Crime is a communal failure. We’re not tough on crime, only criminals. Were we tough on crime, we’d put the money upfront, in prevention rather than in punishment. We’d be building healthier communities, not more and more prisons. “Some are guilty but all are responsible.” We stress the guilty in order to exonerate the responsible.
In short, it is not enough to be a Good Samaritan, not when, from coast to coast, whole communities lie bleeding in the ditch. What the poor need today is not piecemeal charity but wholesale justice.
And that’s what is so lacking today. The comfortable are in control – we have the best congress money can buy. Until we Americans get serious about reforming campaign financing, our politicians will increasingly become lapdogs for the rich.
Surely, we should be calling America’s poor “the impoverished,” especially when we see our congress reversing priorities, filling the rich with good things and sending the poor away empty. Why, the way we are cutting taxes for the wealthy and social programs for the poor, you’d think the greedy were needy, and the needy were greedy!
Some people even deny the need for the government to subsidize a daily guaranteed hot meal for every poor child in this country, and today such children number 1 in 4. You have to be morally malnourished to treat any child of God that way in one of the richest countries in the world.
Jesus was certainly something more than a prophet but surely nothing less. And that means, once again, that the love that is the core value of our individual life should also be the core value of our life together. Love has a corporate character as well as a personal one. So just as the simplicity we should embrace lies on the far side of complexity, so the love we should embrace lies on the far side of justice, never on the near side. This understanding is crucial today, when, as I said, no longer is it an individual who lies bleeding in the ditch but whole communities in city after city across the land.
We Americans have so much, and we’re asking of ourselves so little. What we are downsizing more than anything else are the demands of biblical justice.
Let Christians remember how Jesus was concerned most for those society counted least and put last. Let us remember what King and Gandhi never forgot – that for its implementation compassion frequently demands confrontation.

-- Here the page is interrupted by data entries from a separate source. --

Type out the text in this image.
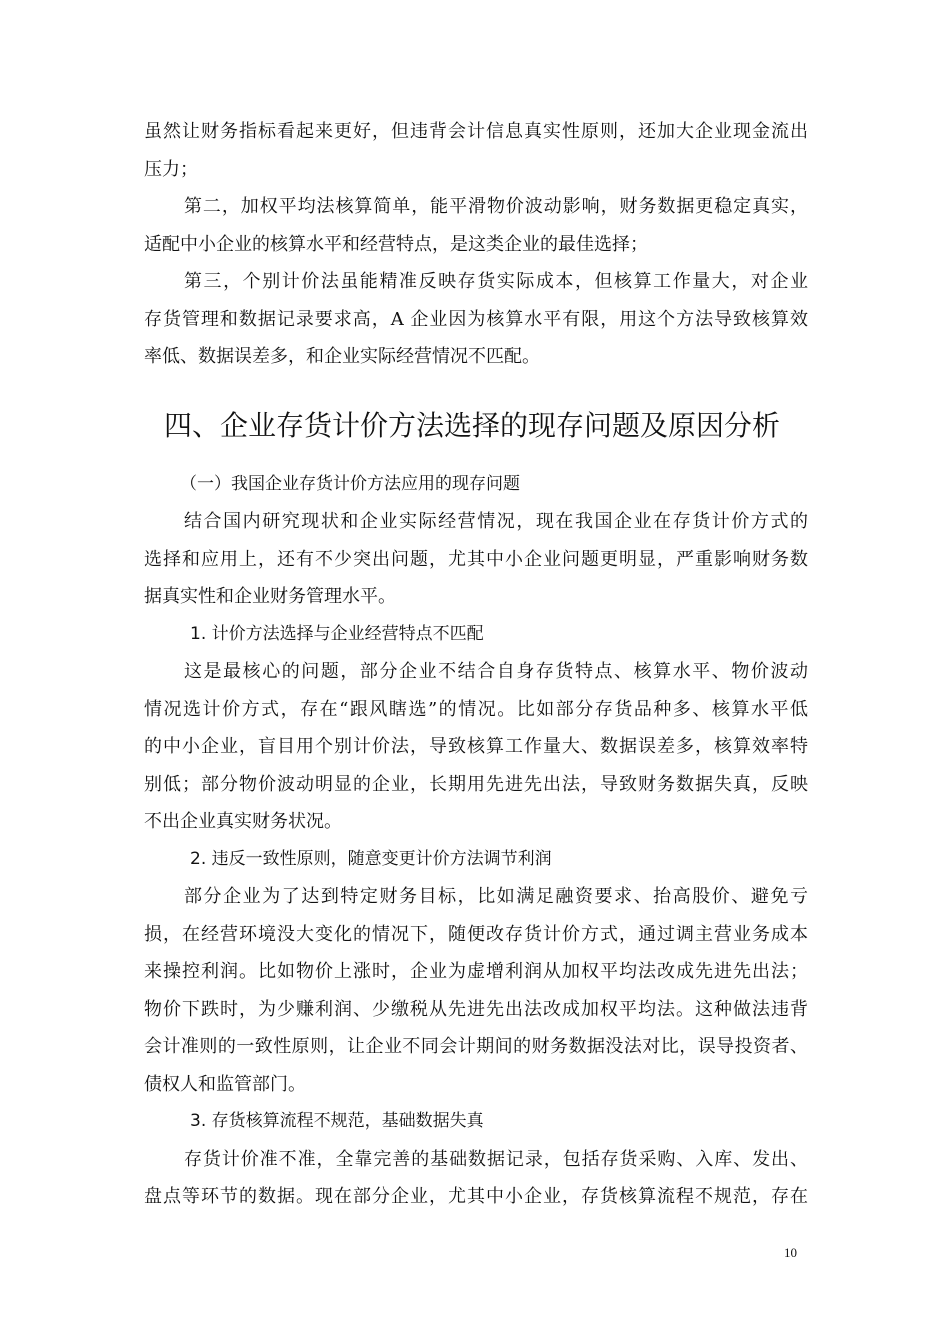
虽然让财务指标看起来更好，但违背会计信息真实性原则，还加大企业现金流出
压力；
第二，加权平均法核算简单，能平滑物价波动影响，财务数据更稳定真实，
适配中小企业的核算水平和经营特点，是这类企业的最佳选择；
第三，个别计价法虽能精准反映存货实际成本，但核算工作量大，对企业
存货管理和数据记录要求高，A 企业因为核算水平有限，用这个方法导致核算效
率低、数据误差多，和企业实际经营情况不匹配。
四、企业存货计价方法选择的现存问题及原因分析
（一）我国企业存货计价方法应用的现存问题
结合国内研究现状和企业实际经营情况，现在我国企业在存货计价方式的
选择和应用上，还有不少突出问题，尤其中小企业问题更明显，严重影响财务数
据真实性和企业财务管理水平。
1. 计价方法选择与企业经营特点不匹配
这是最核心的问题，部分企业不结合自身存货特点、核算水平、物价波动
情况选计价方式，存在“跟风瞎选”的情况。比如部分存货品种多、核算水平低
的中小企业，盲目用个别计价法，导致核算工作量大、数据误差多，核算效率特
别低；部分物价波动明显的企业，长期用先进先出法，导致财务数据失真，反映
不出企业真实财务状况。
2. 违反一致性原则，随意变更计价方法调节利润
部分企业为了达到特定财务目标，比如满足融资要求、抬高股价、避免亏
损，在经营环境没大变化的情况下，随便改存货计价方式，通过调主营业务成本
来操控利润。比如物价上涨时，企业为虚增利润从加权平均法改成先进先出法；
物价下跌时，为少赚利润、少缴税从先进先出法改成加权平均法。这种做法违背
会计准则的一致性原则，让企业不同会计期间的财务数据没法对比，误导投资者、
债权人和监管部门。
3. 存货核算流程不规范，基础数据失真
存货计价准不准，全靠完善的基础数据记录，包括存货采购、入库、发出、
盘点等环节的数据。现在部分企业，尤其中小企业，存货核算流程不规范，存在
10
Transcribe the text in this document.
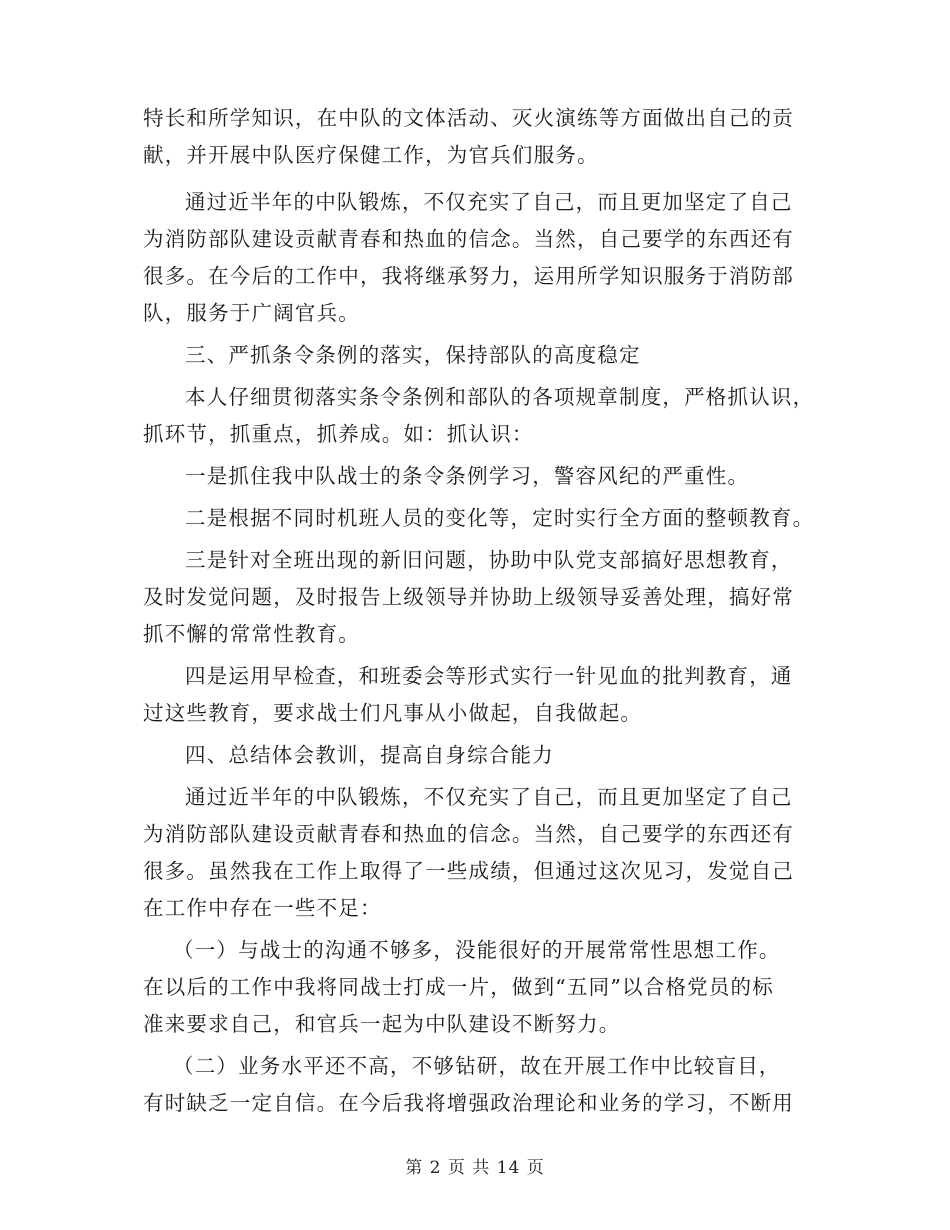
特长和所学知识，在中队的文体活动、灭火演练等方面做出自己的贡
献，并开展中队医疗保健工作，为官兵们服务。
通过近半年的中队锻炼，不仅充实了自己，而且更加坚定了自己
为消防部队建设贡献青春和热血的信念。当然，自己要学的东西还有
很多。在今后的工作中，我将继承努力，运用所学知识服务于消防部
队，服务于广阔官兵。
三、严抓条令条例的落实，保持部队的高度稳定
本人仔细贯彻落实条令条例和部队的各项规章制度，严格抓认识，
抓环节，抓重点，抓养成。如：抓认识：
一是抓住我中队战士的条令条例学习，警容风纪的严重性。
二是根据不同时机班人员的变化等，定时实行全方面的整顿教育。
三是针对全班出现的新旧问题，协助中队党支部搞好思想教育，
及时发觉问题，及时报告上级领导并协助上级领导妥善处理，搞好常
抓不懈的常常性教育。
四是运用早检查，和班委会等形式实行一针见血的批判教育，通
过这些教育，要求战士们凡事从小做起，自我做起。
四、总结体会教训，提高自身综合能力
通过近半年的中队锻炼，不仅充实了自己，而且更加坚定了自己
为消防部队建设贡献青春和热血的信念。当然，自己要学的东西还有
很多。虽然我在工作上取得了一些成绩，但通过这次见习，发觉自己
在工作中存在一些不足：
（一）与战士的沟通不够多，没能很好的开展常常性思想工作。
在以后的工作中我将同战士打成一片，做到“五同”以合格党员的标
准来要求自己，和官兵一起为中队建设不断努力。
（二）业务水平还不高，不够钻研，故在开展工作中比较盲目，
有时缺乏一定自信。在今后我将增强政治理论和业务的学习，不断用
第 2 页 共 14 页
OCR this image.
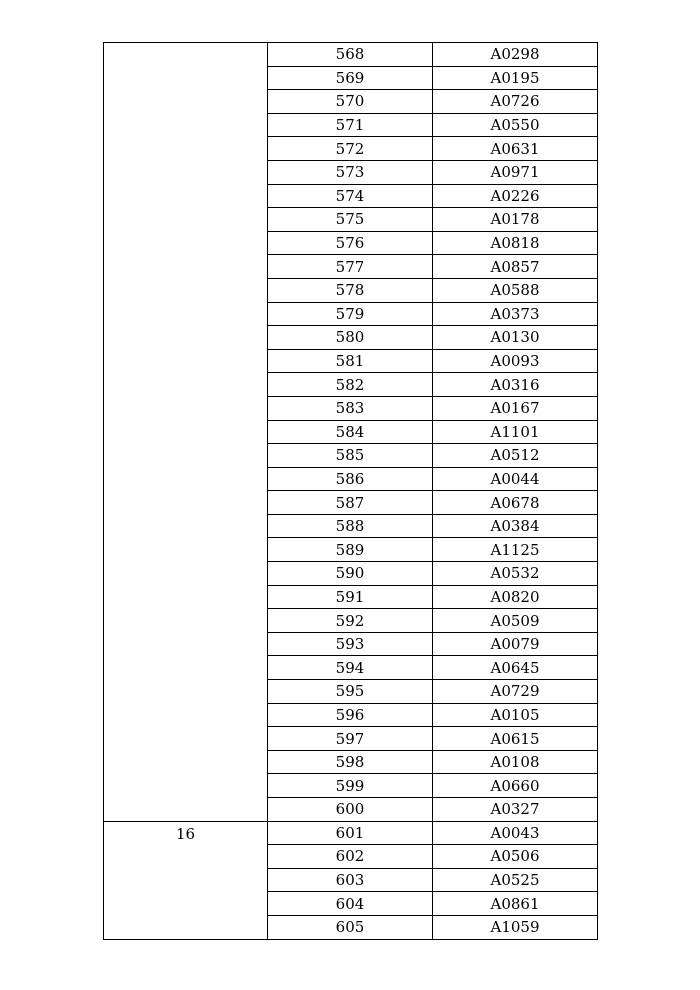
	568	A0298
	569	A0195
	570	A0726
	571	A0550
	572	A0631
	573	A0971
	574	A0226
	575	A0178
	576	A0818
	577	A0857
	578	A0588
	579	A0373
	580	A0130
	581	A0093
	582	A0316
	583	A0167
	584	A1101
	585	A0512
	586	A0044
	587	A0678
	588	A0384
	589	A1125
	590	A0532
	591	A0820
	592	A0509
	593	A0079
	594	A0645
	595	A0729
	596	A0105
	597	A0615
	598	A0108
	599	A0660
	600	A0327

16	601	A0043
	602	A0506
	603	A0525
	604	A0861
	605	A1059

I said at the outset that conventional religious wisdom in Jesus’ time stressed correct belief and right behavior. Conventional religious wisdom in America does the same today. To many American evangelists, faith is a goody that they got and others didn’t, an extraordinary degree of certainty that most can’t achieve. This kind of faith is dangerous, for it can be and often is worn as a merit badge or used as a club to clobber others.
In contrast, Saint Paul sees faith as confidence in the face of NOT knowing. “For we walk by faith, not by sight.” Saint Paul’s faith is a thankful response to grace, to the outpouring of God’s love, that persistently seeks to get everything right in this world, including us. Such a faith is never exclusive, always inclusive and deeply ethical, never moralistic.
Jesus subverted the conventional religious wisdom of his time. I think we have to do the same. The answer to bad evangelism is not no evangelism but good evangelism; and good evangelism is not proselytizing but witnessing, bearing witness to “the light that shines in the darkness;” bearing witness to the love that burns in every heart, deny it or suppress it as we will; and bearing witness to our version of the truth just as the other side witnesses to its version of the truth – for lets face it, truth in its pure essence eludes us all.
And that’s where I think a Christian should stand, one whose heart is “a little to ze left.”